Judy rested her thumb on the hammer of the pistol, ready to cock it and fire if the tree reached in through the hatch. She had no idea what part of its anatomy to shoot for, but from inside the tank she didn’t exactly have a wide field of view to choose from. Fortunately she didn’t have to try; the squelching noises picked up their pace and a dark shadow moved away overhead, leaving stars in its wake. The ground shook with heavy thumps, like the footsteps of a giant. Judy stood up a little higher, and as long as she didn’t look straight at it, she could see motion in the darkness. Receding. The tree was running away.

There was a loud crash and a splintering of branches. Judy flipped on her flashlight just in time to see the tree smash headlong into one of the others that hadn’t moved. It teetered, nearly falling over, then stretched out a root and caught itself. It lurched to the side, roots rippling like snakes and branches waving wildly for balance, and it staggered another couple of steps before coming to a stop.

“Turn that off!” Allen hissed.

“Why?” Judy asked, but she killed the light.

“Because I don’t want it to come back and trample us, that’s why.”

“I don’t think there’s much chance of that,” Judy said. “It’s terrified of us.”

“Yeah, right. That’s why it stops every time we turn a light on it.”

He had a point, but it wasn’t necessarily the right one. “Maybe the light blinds it, and it doesn’t want to move if it can’t see.”

“And maybe the light attracts it. Plants are phototropic, after all.”

“Earth plants are.” But she left her light off, straining to see by starlight alone.

The tree remained motionless for another minute or two, then, just as Judy thought to turn on the video cameras and see if they could pick up an image in this dim a light, it creaked to life again. She held her breath, gripping the pistol tight in her hand, but she relaxed when the tree thumped off deeper into the forest.

To heck with the video cameras. When they could no longer hear or feel the vibration from the tree’s headlong flight, Judy flipped on her light again and shined it at the ground around the tank. The fern carpet was ripped up like a bus seat after a street gang had tagged it. She checked the base of the other trees, but they hadn’t moved an inch.

“Well, that’s a relief,” she said softly. “At least all of ’em aren’t mobile.”

Allen sat back down inside the tank. “One is crazy enough. You happy now?”

“What’s that supposed to mean?”

“You wanted strangeness. I’d say you got it.”

She knelt down and put the gun on the bucket again, then tucked her feet into her sleeping bag and settled back against the wall. “I certainly can’t complain.”

There was a tiny flash of blue-green light from Allen’s half of the tank: his wristwatch’s backlight.

“What time is it?” she asked. She had taken her watch off when she’d settled in to sleep, and didn’t want to hunt for it in the dark.

“About three.”

“a.m.?”

“Yep.”

It wasn’t nearly that late local time, but it had already been afternoon when they’d left Rock Springs.
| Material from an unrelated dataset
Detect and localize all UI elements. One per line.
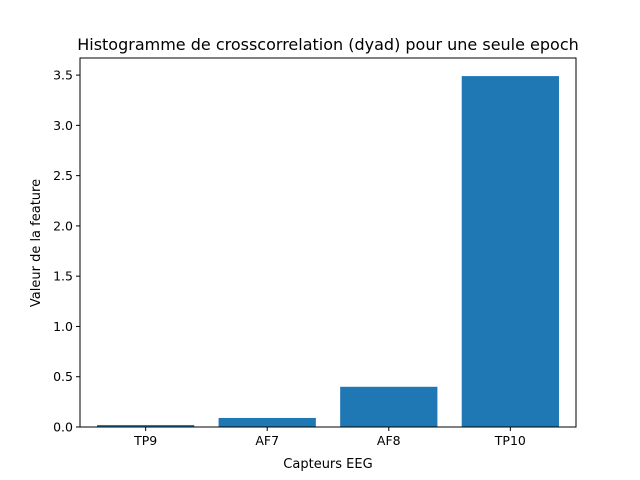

They should have picked a landing spot closer to the night half of the planet if they’d wanted to keep their biorhythms in synch with the day/night cycle. Of course they had no idea how long this place’s days were, so that might not have lasted through the night anyway.

It didn’t matter. In her years as an astronaut, Judy had learned how to adjust to practically any schedule. As long as she got a couple hours of sleep for every ten or so she spent awake, she could function indefinitely.

She was falling behind tonight, but there were still hours of darkness to go. Provided no more inquisitive trees came to see who had landed in their midst, she should be okay.